Centeno não revela quanto custa adiar pagamento da banca ao Fundo de Resolução

Ministro das Finanças diz que sem a renegociação o Fundo de Resolução não seria solvente. E reconhece que venda do Novo Banco traz riscos. Nas 'offshore', ainda não há conclusões da IGF.

Mário Centeno garante que adiar os pagamentos da banca ao Fundo de Resolução não constitui um perdão de dívida, mas não revela na totalidade as novas condições do empréstimo, que agora se estende até 2046. "Há um empréstimo, uma taxa de juro, um spread e isto permite a solvabilidade do Fundo de Resolução", repetiu várias vezes na comissão parlamentar de Orçamento e Finanças.

O ministro sublinha que a alternativa não garantia a sustentabilidade do Fundo de Resolução. Mário Centeno entende que o empréstimo anterior tinha condições excessivas, que impediriam a banca de pagar ao Fundo de Resolução (que está na esfera do Estado, mas é financiado pelo sistema financeiro).

Leitão Amaro, deputado do PSD, insistiu com o ministro das Finanças para que revelasse quanto é que o fundo de resolução passa a receber. Mário Centeno acabou por dizer que taxa de juro paga pelos bancos está indexada ao juro da República a cinco anos, mas não revelou o valor do spread (a margem de lucro para o fundo de resolução).

A questão coloca-se depois de os bancos, que são responsáveis por financiar o Fundo de Resolução, ficarem com mais três décadas para pagar o empréstimo e com uma revisão da taxa. Alguns economistas, como João Duque ou Ricardo Cabral, têm referido que este adiamento constitui um perdão de dívida à banca, nomeadamente porque os 3,9 mil milhões de euros injetados pelo estado aquando da resolução do BES valerão menos daqui a 30 anos.

O PSD lembrou essas contas e pediu que o ministro das Finanças dissesse qual é o valor atualizado, depois deste adiamento, mas Mário Centeno não revelou. Leitão Amaro acusou, por isso, o ministro das Finanças de estar a fazer um "exercício de propaganda".

No Bloco de Esquerda, Mariana Mortágua, reiterou que as contribuições da banca, de 200 milhões de euros por ano, são baixas, e que, na prática, são os contribuintes que pagam o empréstimo ao fundo de resolução.
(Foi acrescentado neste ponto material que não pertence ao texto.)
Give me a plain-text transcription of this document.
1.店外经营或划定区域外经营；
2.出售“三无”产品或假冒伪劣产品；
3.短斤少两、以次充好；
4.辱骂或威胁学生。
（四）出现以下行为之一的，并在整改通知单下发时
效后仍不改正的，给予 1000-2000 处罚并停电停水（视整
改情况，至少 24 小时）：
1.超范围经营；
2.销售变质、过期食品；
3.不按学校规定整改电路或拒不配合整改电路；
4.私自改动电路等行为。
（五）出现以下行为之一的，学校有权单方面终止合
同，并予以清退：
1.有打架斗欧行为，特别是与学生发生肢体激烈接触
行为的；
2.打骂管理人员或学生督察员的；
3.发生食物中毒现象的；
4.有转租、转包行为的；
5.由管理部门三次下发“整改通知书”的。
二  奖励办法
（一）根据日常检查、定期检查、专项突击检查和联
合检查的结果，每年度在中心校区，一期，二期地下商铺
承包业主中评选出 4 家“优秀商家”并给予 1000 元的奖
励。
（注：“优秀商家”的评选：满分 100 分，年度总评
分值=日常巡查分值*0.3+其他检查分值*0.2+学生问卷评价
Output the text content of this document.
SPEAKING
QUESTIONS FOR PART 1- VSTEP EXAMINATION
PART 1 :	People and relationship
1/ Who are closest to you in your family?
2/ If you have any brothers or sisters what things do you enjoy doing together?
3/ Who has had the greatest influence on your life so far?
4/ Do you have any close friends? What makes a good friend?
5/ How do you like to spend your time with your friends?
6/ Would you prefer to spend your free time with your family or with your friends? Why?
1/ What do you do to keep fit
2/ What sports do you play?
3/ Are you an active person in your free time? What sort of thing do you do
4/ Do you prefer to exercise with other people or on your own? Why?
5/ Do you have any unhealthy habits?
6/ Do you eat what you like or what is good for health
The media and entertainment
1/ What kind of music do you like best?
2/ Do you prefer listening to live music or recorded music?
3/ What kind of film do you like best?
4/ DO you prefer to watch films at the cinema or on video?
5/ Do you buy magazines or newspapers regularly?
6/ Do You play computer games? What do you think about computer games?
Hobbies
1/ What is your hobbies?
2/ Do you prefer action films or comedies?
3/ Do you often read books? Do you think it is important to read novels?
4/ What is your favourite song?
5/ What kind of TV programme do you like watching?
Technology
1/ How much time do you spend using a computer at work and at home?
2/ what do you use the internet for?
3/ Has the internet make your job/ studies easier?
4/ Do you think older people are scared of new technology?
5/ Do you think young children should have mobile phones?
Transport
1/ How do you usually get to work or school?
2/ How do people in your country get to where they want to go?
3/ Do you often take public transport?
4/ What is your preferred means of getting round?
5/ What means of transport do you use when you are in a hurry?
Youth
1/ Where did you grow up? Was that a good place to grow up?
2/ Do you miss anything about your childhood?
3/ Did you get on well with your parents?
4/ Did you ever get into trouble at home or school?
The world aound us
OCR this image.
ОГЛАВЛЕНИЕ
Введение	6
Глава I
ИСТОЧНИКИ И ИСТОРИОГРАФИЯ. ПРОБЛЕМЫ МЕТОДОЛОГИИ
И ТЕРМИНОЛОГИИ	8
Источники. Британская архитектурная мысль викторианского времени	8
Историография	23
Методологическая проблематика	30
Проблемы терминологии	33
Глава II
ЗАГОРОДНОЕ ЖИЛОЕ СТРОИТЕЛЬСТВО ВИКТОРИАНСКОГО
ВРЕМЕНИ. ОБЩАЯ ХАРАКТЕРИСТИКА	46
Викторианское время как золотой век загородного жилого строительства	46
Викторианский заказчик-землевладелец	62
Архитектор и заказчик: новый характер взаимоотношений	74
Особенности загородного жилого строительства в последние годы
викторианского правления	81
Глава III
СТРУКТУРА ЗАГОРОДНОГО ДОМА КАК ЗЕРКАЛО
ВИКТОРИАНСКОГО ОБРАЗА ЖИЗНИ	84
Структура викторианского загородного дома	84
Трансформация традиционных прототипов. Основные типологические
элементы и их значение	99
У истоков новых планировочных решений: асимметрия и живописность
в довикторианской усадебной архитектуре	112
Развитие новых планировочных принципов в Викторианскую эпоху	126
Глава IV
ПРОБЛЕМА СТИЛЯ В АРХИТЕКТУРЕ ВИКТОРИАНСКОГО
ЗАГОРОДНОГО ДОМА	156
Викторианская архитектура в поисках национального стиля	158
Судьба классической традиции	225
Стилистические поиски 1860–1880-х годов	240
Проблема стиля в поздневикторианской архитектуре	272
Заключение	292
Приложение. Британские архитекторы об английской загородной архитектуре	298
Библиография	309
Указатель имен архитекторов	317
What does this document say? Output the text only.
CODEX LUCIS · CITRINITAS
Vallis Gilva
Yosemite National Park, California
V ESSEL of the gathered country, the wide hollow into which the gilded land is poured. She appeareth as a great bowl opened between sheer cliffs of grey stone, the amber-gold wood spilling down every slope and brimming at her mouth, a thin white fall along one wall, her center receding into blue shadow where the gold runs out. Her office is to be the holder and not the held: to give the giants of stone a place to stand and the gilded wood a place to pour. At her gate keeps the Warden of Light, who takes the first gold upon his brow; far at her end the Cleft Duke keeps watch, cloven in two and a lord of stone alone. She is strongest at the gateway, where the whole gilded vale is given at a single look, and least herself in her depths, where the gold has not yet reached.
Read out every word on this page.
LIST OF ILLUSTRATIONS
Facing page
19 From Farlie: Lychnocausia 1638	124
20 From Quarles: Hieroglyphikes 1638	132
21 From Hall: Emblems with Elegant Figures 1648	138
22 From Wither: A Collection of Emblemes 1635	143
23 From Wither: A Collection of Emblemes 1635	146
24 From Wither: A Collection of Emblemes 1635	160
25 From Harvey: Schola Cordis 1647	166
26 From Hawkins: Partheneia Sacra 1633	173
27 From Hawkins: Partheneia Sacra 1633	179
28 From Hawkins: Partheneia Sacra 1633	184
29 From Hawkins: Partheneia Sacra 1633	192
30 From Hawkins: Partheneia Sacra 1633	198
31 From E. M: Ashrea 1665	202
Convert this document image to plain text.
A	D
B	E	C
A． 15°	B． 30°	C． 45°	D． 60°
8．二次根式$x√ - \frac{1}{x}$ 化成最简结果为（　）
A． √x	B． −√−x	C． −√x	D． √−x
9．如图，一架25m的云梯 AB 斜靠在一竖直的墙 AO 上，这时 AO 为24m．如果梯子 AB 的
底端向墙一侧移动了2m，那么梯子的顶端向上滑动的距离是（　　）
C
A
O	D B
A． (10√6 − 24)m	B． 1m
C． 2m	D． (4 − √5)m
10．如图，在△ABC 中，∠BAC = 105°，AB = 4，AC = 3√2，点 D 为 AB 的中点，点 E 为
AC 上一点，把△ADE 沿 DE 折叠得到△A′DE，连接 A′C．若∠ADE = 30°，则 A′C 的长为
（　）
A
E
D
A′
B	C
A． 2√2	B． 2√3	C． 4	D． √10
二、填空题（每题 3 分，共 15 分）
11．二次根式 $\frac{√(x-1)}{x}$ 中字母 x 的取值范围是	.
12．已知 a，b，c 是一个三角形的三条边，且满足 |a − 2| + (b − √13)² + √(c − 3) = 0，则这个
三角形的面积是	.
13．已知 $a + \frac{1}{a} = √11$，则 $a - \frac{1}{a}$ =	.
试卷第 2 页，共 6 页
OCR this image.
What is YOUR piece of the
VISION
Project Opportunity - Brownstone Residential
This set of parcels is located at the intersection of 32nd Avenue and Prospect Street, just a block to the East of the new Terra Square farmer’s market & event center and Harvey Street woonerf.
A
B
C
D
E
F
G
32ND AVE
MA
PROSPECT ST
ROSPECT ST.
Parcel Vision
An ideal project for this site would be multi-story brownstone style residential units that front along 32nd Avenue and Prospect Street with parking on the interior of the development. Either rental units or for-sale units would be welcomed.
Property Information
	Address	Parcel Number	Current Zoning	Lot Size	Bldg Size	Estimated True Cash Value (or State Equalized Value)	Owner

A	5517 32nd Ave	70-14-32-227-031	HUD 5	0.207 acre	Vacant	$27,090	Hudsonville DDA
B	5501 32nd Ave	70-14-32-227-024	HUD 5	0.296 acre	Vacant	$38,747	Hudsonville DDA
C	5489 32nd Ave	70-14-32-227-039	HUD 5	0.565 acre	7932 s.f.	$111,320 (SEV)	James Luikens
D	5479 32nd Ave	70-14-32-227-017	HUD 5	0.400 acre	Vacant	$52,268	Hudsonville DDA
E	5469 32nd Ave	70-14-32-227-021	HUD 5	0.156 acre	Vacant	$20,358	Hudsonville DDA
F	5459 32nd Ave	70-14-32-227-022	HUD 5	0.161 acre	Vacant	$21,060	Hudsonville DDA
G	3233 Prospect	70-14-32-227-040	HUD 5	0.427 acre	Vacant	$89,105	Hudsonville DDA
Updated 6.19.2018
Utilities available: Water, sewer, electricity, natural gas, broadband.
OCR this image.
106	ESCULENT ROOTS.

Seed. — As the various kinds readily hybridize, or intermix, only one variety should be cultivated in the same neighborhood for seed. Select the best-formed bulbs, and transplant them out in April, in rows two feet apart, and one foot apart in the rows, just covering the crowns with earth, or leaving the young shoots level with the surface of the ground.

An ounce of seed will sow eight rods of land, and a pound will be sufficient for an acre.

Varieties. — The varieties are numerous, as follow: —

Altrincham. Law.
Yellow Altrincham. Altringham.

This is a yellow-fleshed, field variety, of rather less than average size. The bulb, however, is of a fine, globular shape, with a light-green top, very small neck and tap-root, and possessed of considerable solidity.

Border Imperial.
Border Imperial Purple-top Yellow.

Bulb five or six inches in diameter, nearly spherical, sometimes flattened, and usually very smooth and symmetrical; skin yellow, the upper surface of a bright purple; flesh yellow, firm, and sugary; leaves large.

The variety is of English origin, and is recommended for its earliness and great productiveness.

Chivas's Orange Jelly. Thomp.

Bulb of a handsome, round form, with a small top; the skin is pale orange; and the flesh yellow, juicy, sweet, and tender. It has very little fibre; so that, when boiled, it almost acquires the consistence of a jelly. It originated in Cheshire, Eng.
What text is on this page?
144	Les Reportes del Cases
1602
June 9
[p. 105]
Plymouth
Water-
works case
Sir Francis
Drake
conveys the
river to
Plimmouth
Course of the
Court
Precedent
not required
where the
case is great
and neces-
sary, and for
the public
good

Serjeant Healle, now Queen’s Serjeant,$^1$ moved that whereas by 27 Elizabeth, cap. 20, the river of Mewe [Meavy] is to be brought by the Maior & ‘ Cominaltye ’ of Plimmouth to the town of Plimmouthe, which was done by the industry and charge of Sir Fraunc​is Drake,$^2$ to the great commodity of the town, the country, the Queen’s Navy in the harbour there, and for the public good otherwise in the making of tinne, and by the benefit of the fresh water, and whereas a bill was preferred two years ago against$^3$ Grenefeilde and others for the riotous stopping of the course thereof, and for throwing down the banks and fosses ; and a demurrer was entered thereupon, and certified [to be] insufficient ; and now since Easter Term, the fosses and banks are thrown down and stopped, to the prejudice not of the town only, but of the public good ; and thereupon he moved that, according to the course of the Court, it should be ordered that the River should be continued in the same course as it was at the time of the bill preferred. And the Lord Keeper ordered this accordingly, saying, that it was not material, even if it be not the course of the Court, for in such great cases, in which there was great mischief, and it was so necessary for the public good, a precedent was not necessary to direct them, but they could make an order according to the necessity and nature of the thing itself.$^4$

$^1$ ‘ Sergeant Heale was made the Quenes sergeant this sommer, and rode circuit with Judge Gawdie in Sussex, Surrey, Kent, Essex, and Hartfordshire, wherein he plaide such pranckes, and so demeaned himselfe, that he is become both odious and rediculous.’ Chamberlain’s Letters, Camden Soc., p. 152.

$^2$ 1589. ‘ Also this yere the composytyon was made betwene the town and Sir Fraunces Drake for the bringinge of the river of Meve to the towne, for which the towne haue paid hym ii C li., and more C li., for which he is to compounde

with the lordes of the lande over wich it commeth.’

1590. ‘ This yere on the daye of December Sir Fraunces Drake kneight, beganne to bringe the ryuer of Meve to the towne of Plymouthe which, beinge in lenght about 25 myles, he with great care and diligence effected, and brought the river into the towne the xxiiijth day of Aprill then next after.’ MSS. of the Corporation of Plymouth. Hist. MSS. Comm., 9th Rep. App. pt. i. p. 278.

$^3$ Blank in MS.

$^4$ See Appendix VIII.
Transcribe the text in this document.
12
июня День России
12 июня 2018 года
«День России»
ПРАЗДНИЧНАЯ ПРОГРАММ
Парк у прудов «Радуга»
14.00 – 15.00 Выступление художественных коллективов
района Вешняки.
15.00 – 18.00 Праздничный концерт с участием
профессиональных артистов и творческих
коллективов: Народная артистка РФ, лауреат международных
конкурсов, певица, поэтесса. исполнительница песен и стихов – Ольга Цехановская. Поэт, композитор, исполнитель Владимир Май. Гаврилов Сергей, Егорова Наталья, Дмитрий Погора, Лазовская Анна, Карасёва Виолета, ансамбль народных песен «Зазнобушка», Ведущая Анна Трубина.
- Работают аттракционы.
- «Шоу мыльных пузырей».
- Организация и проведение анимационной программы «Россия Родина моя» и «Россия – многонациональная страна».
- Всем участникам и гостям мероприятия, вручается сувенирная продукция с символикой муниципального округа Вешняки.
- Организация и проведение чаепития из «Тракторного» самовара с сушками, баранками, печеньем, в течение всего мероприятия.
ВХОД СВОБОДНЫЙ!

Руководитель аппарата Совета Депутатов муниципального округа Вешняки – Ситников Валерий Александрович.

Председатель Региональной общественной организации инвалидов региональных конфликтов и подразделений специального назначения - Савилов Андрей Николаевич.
Centeno reconhece riscos na venda do Novo Banco

O ministro das Finanças reitera que não há uma garantia do fundo de resolução para os ativos problemáticos do Novo Banco, mas assume que a operação acarreta riscos. "Na venda, é estabelecido um mecanismo - que não é um mecanismo de garantia -, que é um mecanismo contingente no capital, que é mais do que semântica, ainda que estejam riscos envolvidos", reconhece Mário Centeno.

"Há riscos para o Fundo de Resolução, naquilo que vai ser a evolução do Novo Banco nos próximos anos, enquanto um conjunto de ativos que estão no Novo Banco - e que vão permanecer no Novo Banco - não forem transacionados", diz Mário Centeno.

O mecanismo contingente de capital prevê que o Fundo de Resolução injete até 3,8 mil milhões de euros no Novo Banco se esses ativos problemáticos tiverem maus resultados e acabarem por fazer descer fortemente os rácios de capital.

Antes disso, o Novo Banco tem uma almofada para acomodar o primeiro impacto. Mário Centeno clarificou aos deputados que essa margem de capital do Novo Banco vale "entre 1.000 e 1.200 milhões de euros". "Enquanto não se materializarem perdas nesta dimensão, o Fundo não intervém neste mecanismo", diz o ministro das Finanças.

Audição sobre offshore adiada, relatório atrasado

Os deputados da Comissão de Orçamento e Finanças acabaram por não ter tempo para a segunda parte da audição, que seria dedicada às transferências para paraísos fiscais.

Apesar do adiamento, Mário Centeno explicou o atraso no relatório que a Inspeção Geral de Finanças está a preparar. "A IGF não apresentou até agora as suas conclusões porque houve uma decisão de alargamento do âmbito da auditoria", que agora inclui também peritagens informáticas. O ministro disse que a IGF aguarda os relatórios dos peritos.